The G4 Challenge and other ways to commit GBH on your motor
LAST week, fifty strapping gung-ho guys of the sort that make women faint were put through a punishing exercise that makes American special forces look about as hard as a box of kittens.
In the end, one man will have won through to represent Britain in the Land Rover G4 Challenge. It used to be called the Camel Trophy and is basically a world tour featuring car torture, near death experiences and interesting dietary opportunities which render Gaviscon about as effective at stopping the Tex Ritters as Ex-lax. To emphasise this, the press release came complete with – and this is absolutely true – a packet of barbecue flavour, meal worms.
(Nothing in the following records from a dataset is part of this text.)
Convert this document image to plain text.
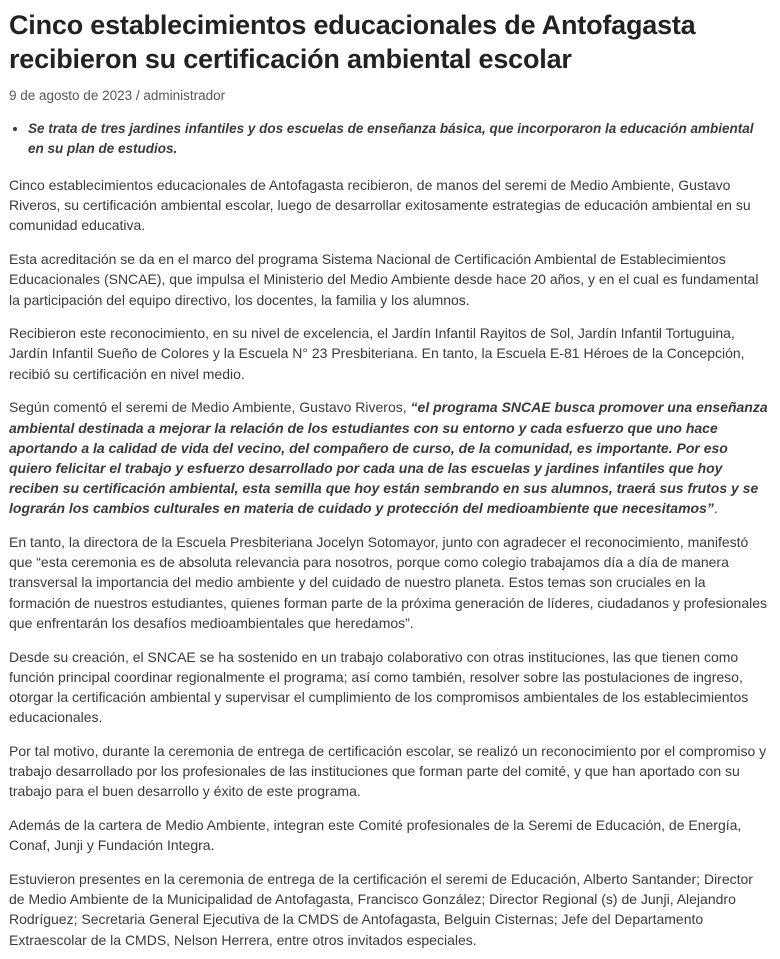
Cinco establecimientos educacionales de Antofagasta recibieron su certificación ambiental escolar
9 de agosto de 2023 / administrador
• Se trata de tres jardines infantiles y dos escuelas de enseñanza básica, que incorporaron la educación ambiental en su plan de estudios.

Cinco establecimientos educacionales de Antofagasta recibieron, de manos del seremi de Medio Ambiente, Gustavo Riveros, su certificación ambiental escolar, luego de desarrollar exitosamente estrategias de educación ambiental en su comunidad educativa.

Esta acreditación se da en el marco del programa Sistema Nacional de Certificación Ambiental de Establecimientos Educacionales (SNCAE), que impulsa el Ministerio del Medio Ambiente desde hace 20 años, y en el cual es fundamental la participación del equipo directivo, los docentes, la familia y los alumnos.

Recibieron este reconocimiento, en su nivel de excelencia, el Jardín Infantil Rayitos de Sol, Jardín Infantil Tortuguina, Jardín Infantil Sueño de Colores y la Escuela N° 23 Presbiteriana. En tanto, la Escuela E-81 Héroes de la Concepción, recibió su certificación en nivel medio.

Según comentó el seremi de Medio Ambiente, Gustavo Riveros, “el programa SNCAE busca promover una enseñanza ambiental destinada a mejorar la relación de los estudiantes con su entorno y cada esfuerzo que uno hace aportando a la calidad de vida del vecino, del compañero de curso, de la comunidad, es importante. Por eso quiero felicitar el trabajo y esfuerzo desarrollado por cada una de las escuelas y jardines infantiles que hoy reciben su certificación ambiental, esta semilla que hoy están sembrando en sus alumnos, traerá sus frutos y se lograrán los cambios culturales en materia de cuidado y protección del medioambiente que necesitamos”.

En tanto, la directora de la Escuela Presbiteriana Jocelyn Sotomayor, junto con agradecer el reconocimiento, manifestó que “esta ceremonia es de absoluta relevancia para nosotros, porque como colegio trabajamos día a día de manera transversal la importancia del medio ambiente y del cuidado de nuestro planeta. Estos temas son cruciales en la formación de nuestros estudiantes, quienes forman parte de la próxima generación de líderes, ciudadanos y profesionales que enfrentarán los desafíos medioambientales que heredamos”.

Desde su creación, el SNCAE se ha sostenido en un trabajo colaborativo con otras instituciones, las que tienen como función principal coordinar regionalmente el programa; así como también, resolver sobre las postulaciones de ingreso, otorgar la certificación ambiental y supervisar el cumplimiento de los compromisos ambientales de los establecimientos educacionales.

Por tal motivo, durante la ceremonia de entrega de certificación escolar, se realizó un reconocimiento por el compromiso y trabajo desarrollado por los profesionales de las instituciones que forman parte del comité, y que han aportado con su trabajo para el buen desarrollo y éxito de este programa.

Además de la cartera de Medio Ambiente, integran este Comité profesionales de la Seremi de Educación, de Energía, Conaf, Junji y Fundación Integra.

Estuvieron presentes en la ceremonia de entrega de la certificación el seremi de Educación, Alberto Santander; Director de Medio Ambiente de la Municipalidad de Antofagasta, Francisco González; Director Regional (s) de Junji, Alejandro Rodríguez; Secretaria General Ejecutiva de la CMDS de Antofagasta, Belguin Cisternas; Jefe del Departamento Extraescolar de la CMDS, Nelson Herrera, entre otros invitados especiales.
The eventual winners of this event will have battled across three continents and taken the Solihull off-roader to its very limits. They will then pick up the G4 trophy but only if they have managed to retain all their limbs.
G4, I have to say, is pure FHM meets Practical Guerilla Warfare and, for sheer excitement, can only be matched by electrocution.
However, I have to admit to having had a rare moment of excitement myself when an Internet site sent me something called Car Abusers Identified.
I mean, come on, motorists take more of a hammering than a blacksmith’s thumb but surely now they weren’t going to be accused of drinking above the recommended number of petrol units or chain smoking oil filters?
Are there people out there who shouted insults at their motors or gave them a severe beating with a rubber truncheon?
Well, yes. What would you do if you had a shunt in a Mini? Well, obviously ponder the wisdom of your clothing choice but after that I’m sure a quick trip to the body shop might be on the cards. You wouldn’t try to fix it yourself would you? With a sledge hammer?
Believe it or not, one woman did: “Sorry dear but I’ve bumped the car, but don’t worry it’s now a lovely ornamental rockery feature.”
There are so many examples of crass stupidity it’s a wonder MOT stations don’t offer the services of a psychiatrist. And I don’t include builders who turn estate cars into contemporary plaster art workshops or the aftermath of a Peruvian landslide.
Frankly we can also nod through those confused and bewildered enough to think you can go off-roading in a Corsa or run around on tyres with so little pressure in them every speed hump becomes an emergency landing by the Women’s Royal Auxiliary Lead Balloon corps.
But we should bid happy motoring to owners who discovered their dog was partial to velour upholstery or even impatient drivers who rev their engines every morning until they melt. I do worry about those drivers who have put petrol in diesel cars. This is the equivalent of forcing beagles to smoke. Look, diesel is a noxious poison that brings about knocking noises in your ears and gasses floral displays. Petrol smells of roses and makes you strong like a lion, inquisitve like the stickleback.
What will not make you more attractive to anyone is supergluing pictures of Cliff Richard to your windows. The woman who did that to her Rover needed all the glass replaced and, to be honest, it’s probably lucky she didn’t know the Mini owner with the big sledgehammer. Perhaps not.
At least there’s nothing inherently dangerous about driving around displaying pin-ups of Gareth Gates. But picture this.
It’s a bright Sunday morning and here comes Mr Back to Front Head who has decided that this is just the right time to overhaul his brakes – the automotive equivalent of repairing your own hernia. With boxing gloves on. It is especially dangerous if, as one man did, you joint all the pipework with domestic plumbing fittings. Try an emergency stop in Luton and your central heating comes on back home in Dudley.
And I would love to know what gave one driver the idea of cleaning his engine with Windolene. Or what clean air benefits there are in putting detergent in the oil filler.
Home decorating of cars has always been a favourite. Interesting stick-on Noddy compasses are one thing but there are those drivers who think the cure for rusty sills is underseal which invariably creeps further and further up the side of the car until they’re driving around in a radar invisible stealth hatchback.
Then there was the angler who found his Golf overrun with maggots after a fishing trip . So what? As someone who is about to tuck into a tasty fried meal worm snack I can honestly say maggots are for wimps. Ask the lads on the G4 Challenge.